Artikel 4 Agrarisch met waarden
4.1 Bestemmingsomschrijving
De voor 'Agrarisch met waarden' aangewezen gronden zijn bestemd voor:
-
agrarische bedrijven;
-
instandhouding van de ter plaatse voorkomende waardevolle landschaps- en/of natuurwaarden, waaronder geomorfologische, bodemkundige, landschapsvisuele en cultuurhistorische waarden;
-
instandhouding van de ter plaatse voorkomende waardevolle landschapselementen, zoals bomenrijen, singel- en laanbeplanting, streek en waterlopen;
-
extensieve recreatie;
met de daarbij behorende:
-
waterhuishoudkundige voorzieningen, zoals sloten, beken en daarmee gelijk te stellen waterlopen;
-
overige voorzieningen, zoals ontsluitingsverhardingen, groenvoorzieningen, open terreinen, tuinen en erven.
4.2 Bouwregels
4.2.1 Bouwen
Voor het bouwen van agrarische gebouwen gelden de volgende eisen:
-
gebouwen mogen uitsluitend binnen de op de verbeelding aangegeven bouwvlakken worden gebouwd;
-
ter plaatse van de bouwaanduiding ‘bijgebouwen': bestaand bijgebouw;
-
het bouwvlak mag voor 100% worden bebouwd, tenzij ter plaatse van de maatvoeringsaanduiding 'maximum bebouwingspercentage' anders staat aangegeven;
-
ter plaatse van de maatvoeringsaanduiding 'maximale goot- en bouwhoogte (m)' mogen de goothoogte en de bouwhoogte van gebouwen, niet meer bedragen dan op de verbeelding is aangegeven;
-
in afwijking van hetgeen genoemd onder c mag, indien de bestaande goothoogte aan de achterzijde van het gebouw hoger is, de goothoogte aan de achterzijde van het gebouw niet meer bedragen dan de bestaande goothoogte.

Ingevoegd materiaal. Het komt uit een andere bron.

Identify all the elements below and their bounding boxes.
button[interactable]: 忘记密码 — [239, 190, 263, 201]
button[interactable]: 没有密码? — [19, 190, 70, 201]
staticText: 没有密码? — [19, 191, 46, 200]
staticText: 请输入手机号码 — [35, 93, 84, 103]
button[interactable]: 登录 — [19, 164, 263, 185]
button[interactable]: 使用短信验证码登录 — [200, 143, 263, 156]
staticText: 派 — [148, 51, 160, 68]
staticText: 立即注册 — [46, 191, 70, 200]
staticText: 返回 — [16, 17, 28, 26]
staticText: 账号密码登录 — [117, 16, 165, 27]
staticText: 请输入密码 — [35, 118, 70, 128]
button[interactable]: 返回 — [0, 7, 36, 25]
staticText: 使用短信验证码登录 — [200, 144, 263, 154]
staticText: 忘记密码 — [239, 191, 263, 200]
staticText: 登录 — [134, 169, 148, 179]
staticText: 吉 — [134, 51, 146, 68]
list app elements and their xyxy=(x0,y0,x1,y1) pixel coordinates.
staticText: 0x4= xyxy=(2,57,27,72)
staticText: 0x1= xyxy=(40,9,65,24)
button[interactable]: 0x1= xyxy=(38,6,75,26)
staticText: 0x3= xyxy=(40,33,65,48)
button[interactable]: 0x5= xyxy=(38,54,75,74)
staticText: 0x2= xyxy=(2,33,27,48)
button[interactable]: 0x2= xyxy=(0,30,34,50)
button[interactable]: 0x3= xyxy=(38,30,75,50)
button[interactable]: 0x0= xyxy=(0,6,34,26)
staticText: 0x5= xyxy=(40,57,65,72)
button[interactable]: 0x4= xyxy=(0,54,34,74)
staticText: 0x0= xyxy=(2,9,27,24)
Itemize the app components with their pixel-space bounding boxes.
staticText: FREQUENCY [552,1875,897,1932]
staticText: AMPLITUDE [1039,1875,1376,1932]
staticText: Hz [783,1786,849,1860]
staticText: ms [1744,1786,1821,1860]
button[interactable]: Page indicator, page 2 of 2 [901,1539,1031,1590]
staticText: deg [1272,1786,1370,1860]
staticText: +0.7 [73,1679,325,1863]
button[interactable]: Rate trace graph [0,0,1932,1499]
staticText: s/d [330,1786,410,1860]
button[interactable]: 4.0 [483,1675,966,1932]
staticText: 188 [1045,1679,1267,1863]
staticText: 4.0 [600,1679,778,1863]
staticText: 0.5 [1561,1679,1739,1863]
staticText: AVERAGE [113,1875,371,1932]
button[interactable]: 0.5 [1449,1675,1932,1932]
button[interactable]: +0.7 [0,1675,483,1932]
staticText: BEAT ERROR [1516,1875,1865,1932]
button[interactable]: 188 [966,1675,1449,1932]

4.2.2 Bouwwerken geen gebouwen zijnde
Voor het bouwen van bouwwerken geen gebouwen zijnde gelden de volgende regels:
-
de bouwhoogte van bouwwerken geen gebouwen zijnde mag niet meer bedragen dan hierna is aangegeven:
bouwwerken |
bouwhoogte |
Perceelsafscheidingen voor de voorgevelrooilijn van een gebouw |
1 m |
Overige perceelsafscheidingen |
1 m |
4.3 Specifieke gebruiksregels
De voor Agrarisch met waarden aangewezen gronden mogen niet worden gebruikt voor:
-
het weiden van dieren;
-
moestuinen en/of volkstuinen;
-
het bebossen van gronden;
-
paardenbakken.
4.4 Omgevingsvergunning voor het uitvoeren van werken of werkzaamheden
4.4.1 Omgevingsvergunningplicht
Het is verboden om zonder of in afwijking van een omgevingsvergunning voor het uitvoeren van werken, geen bouwwerk zijnde, of werkzaamheden, de volgende werken of werkzaamheden uit te voeren of te laten uitvoeren:
-
oppervlakteverhardingen ten behoeve van parkeren aan te leggen of aan te brengen;
-
wegen en paden aan te leggen en te verharden of andere oppervlakteverhardingen aan te brengen;
-
de bodem te verlagen en gronden af te graven, op te hogen en te egaliseren;
-
ondergrondse transport-, energie- en telecommunicatieleidingen en daarmee saenhangende constructies, installaties en apparatuur aan te brengen;
-
andere handelingen te verrichten die de dood of ernstige beschadiging van bomen ten gevolge hebben of kunnen hebben.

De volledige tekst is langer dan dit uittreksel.